Hollywood screenwriters may be able to create the most harrowing of world views and still force feed a saccharine ending, but Ravenhill’s brand of play writing doesn’t allow that. “Given what’s happened in the play, I think it’s as optimistic an ending as is possible,” he says, referring to the glimmer of hope in the last scene. “Also, given that the condition that has created the world of the play – money being the only thing that defines the world – is not going to change overnight, it would be untruthful to have a happy, happy ending.

 

“There are a few references to Chekhov and the characters at the end of his plays often say: ‘Things are going to get better but it may be in 300 years time.’ I think that’s probably where we are now. There doesn’t seem to be any immediate solution to the problems of the world, but you keep on thinking, ‘Human beings are basically decent and things will eventually get better.’ But at the moment it’s very hard to see what political or social movement could reverse a lot of the horrors of capitalism.”

With Canada near the top in the you-can-have-it-all culture of capitalism, it is surprising, then, to learn that Ravenhill has been influenced by the works of two Canadians. “I think there is similar writing in Canada, certainly with Brad Fraser and Douglas Coupland there are similarities,” he says.

And having identified a Canadian mentality in sync with his own, Ravenhill hopes that the first Canadian production, starring Damien Atkins, Matthew MacFadzean, Alex Poch-Goldin, Natalie Radford and Julian Richings, and directed by Jim Millan of Crow’s Theatre, will be as popular with audiences as several US productions have been. “I think people of that generation [in their 20s and 30s] do have a sense of having got an education and still having to do terrible jobs, or no jobs. Money’s harder to come by and things are being privatized. That’s a fairly common experience, isn’t it? America’s certainly had no problem with that. They recognize that as being a truthful thing.”

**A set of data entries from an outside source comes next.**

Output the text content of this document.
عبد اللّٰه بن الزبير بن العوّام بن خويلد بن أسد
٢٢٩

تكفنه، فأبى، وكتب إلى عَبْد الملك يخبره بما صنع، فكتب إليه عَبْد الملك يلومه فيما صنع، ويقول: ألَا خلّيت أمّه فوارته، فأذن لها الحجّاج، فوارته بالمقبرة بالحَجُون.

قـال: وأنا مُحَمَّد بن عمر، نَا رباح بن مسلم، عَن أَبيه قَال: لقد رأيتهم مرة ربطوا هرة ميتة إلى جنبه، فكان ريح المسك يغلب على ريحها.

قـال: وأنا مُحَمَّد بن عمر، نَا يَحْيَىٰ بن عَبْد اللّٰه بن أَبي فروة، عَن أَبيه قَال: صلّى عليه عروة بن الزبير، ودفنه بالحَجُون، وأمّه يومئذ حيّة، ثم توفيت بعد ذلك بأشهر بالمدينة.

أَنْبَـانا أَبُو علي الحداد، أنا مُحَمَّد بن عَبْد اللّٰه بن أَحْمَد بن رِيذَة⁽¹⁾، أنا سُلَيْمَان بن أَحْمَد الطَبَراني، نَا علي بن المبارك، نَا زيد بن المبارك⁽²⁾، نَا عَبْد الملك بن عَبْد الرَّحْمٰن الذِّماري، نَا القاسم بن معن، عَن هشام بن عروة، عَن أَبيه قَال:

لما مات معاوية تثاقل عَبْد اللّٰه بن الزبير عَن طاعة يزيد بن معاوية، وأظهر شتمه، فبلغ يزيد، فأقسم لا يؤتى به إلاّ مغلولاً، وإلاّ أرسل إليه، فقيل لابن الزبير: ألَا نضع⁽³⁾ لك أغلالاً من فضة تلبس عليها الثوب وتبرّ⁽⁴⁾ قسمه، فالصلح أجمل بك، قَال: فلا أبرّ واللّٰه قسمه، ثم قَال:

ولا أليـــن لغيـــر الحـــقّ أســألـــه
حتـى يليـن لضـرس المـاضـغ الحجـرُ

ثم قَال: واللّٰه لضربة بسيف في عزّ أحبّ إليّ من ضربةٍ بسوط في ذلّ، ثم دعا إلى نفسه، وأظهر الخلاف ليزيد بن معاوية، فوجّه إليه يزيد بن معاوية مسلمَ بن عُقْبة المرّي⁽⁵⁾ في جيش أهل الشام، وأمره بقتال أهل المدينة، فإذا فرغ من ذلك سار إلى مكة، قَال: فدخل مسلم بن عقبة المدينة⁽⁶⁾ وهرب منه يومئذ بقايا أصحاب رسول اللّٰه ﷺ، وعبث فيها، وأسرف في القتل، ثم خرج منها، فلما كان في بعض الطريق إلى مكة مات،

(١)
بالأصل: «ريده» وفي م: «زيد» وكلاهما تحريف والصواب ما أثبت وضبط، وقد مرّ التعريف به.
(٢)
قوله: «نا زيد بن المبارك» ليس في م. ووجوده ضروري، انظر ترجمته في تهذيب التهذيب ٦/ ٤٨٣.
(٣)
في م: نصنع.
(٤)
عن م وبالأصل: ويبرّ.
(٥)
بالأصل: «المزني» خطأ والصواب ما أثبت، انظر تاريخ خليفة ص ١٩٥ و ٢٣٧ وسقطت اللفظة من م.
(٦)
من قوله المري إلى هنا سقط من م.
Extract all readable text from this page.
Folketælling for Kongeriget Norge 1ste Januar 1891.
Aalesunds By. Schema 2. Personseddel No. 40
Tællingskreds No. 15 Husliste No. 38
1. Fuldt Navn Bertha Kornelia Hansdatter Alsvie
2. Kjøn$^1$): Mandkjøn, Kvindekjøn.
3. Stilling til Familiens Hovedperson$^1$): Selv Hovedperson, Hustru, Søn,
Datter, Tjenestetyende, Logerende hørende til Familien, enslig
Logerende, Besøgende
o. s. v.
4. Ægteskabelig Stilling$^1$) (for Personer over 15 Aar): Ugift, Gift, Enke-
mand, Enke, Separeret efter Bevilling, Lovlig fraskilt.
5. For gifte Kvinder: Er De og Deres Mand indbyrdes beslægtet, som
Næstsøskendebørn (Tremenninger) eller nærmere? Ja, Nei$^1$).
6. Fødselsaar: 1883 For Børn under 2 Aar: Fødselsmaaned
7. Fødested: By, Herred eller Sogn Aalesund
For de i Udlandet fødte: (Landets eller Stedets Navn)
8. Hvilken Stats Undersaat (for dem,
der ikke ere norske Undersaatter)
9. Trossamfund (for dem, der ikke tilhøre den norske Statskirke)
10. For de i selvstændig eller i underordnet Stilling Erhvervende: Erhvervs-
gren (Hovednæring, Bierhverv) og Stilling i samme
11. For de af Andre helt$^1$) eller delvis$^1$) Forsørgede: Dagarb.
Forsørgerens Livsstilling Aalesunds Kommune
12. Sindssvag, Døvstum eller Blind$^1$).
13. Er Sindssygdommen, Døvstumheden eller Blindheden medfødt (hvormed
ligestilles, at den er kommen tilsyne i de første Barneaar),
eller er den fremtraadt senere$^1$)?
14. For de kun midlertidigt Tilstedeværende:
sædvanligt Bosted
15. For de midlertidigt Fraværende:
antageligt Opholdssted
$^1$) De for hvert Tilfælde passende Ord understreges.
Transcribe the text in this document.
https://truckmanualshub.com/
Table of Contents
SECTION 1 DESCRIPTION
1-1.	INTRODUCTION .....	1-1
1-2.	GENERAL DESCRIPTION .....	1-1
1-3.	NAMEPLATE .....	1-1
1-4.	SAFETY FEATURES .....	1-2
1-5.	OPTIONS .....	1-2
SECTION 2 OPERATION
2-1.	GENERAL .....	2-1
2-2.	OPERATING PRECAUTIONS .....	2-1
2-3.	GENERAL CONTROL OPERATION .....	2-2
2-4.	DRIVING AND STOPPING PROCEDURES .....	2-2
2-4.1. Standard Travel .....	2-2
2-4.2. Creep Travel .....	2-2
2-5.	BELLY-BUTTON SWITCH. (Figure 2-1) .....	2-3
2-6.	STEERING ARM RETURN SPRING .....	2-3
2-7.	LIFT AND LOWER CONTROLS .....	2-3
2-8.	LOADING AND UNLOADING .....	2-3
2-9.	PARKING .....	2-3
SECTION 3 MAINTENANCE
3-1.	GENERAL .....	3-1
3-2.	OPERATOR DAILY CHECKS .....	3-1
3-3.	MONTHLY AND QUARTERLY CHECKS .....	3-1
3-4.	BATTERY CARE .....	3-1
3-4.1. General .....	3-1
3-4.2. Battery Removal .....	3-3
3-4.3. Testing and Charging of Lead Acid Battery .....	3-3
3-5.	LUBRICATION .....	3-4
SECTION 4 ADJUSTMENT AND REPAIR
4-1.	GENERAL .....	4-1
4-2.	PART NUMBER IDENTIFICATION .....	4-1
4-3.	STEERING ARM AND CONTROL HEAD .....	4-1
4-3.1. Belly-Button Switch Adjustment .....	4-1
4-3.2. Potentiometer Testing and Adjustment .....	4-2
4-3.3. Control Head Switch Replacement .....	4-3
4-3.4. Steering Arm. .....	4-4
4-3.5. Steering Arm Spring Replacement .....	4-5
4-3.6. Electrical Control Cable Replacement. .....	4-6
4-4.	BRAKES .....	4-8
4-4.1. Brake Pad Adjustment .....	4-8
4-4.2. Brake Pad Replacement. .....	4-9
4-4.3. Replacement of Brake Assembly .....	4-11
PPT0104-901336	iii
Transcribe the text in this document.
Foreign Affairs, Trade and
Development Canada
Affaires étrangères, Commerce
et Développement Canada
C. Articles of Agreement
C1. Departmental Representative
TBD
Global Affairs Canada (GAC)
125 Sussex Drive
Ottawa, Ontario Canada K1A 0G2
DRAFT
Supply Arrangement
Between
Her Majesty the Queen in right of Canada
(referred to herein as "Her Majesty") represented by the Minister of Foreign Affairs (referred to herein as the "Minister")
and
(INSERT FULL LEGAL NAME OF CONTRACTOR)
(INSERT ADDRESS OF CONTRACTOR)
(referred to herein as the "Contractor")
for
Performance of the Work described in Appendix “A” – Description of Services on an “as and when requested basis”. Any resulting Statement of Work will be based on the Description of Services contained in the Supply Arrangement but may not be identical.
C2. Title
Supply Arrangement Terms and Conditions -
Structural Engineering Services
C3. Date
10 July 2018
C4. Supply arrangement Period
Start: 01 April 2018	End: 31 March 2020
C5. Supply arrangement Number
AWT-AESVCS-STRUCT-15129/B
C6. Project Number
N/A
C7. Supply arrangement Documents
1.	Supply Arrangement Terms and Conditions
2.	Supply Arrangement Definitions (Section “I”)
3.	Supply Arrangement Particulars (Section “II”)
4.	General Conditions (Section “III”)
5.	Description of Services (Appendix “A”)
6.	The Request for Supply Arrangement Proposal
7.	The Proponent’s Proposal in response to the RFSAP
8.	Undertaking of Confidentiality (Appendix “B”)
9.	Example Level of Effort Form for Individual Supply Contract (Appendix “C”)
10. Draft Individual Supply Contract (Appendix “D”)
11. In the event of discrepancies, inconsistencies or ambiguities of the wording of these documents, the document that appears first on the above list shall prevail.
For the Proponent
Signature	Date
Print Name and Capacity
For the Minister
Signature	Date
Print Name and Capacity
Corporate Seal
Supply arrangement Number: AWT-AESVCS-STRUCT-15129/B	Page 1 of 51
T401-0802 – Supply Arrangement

On the subject of truth, Ravenhill is patient when I ask whether it’s true that Shopping And Fucking is repeatedly compared to Trainspotting. “It’s been part of the life of the play, that it’s always been compared to Trainspotting,” he admits. “I don’t really mind, but I don’t think it’s that similar. I think Shopping And Fucking is a bit more thoughtful than Trainspotting. And it’s more gay, obviously.”

With the success of Shopping And Fucking, Ravenhill can afford to be philosophical about the good, bad and silly media scrutiny of his work. He even laughs when I apologize in advance for posing an annoying question about him exemplifying that imaginary thing, Cool Britannia. “I don’t think a Canadian knows how to be annoying, you’re all too sweet.”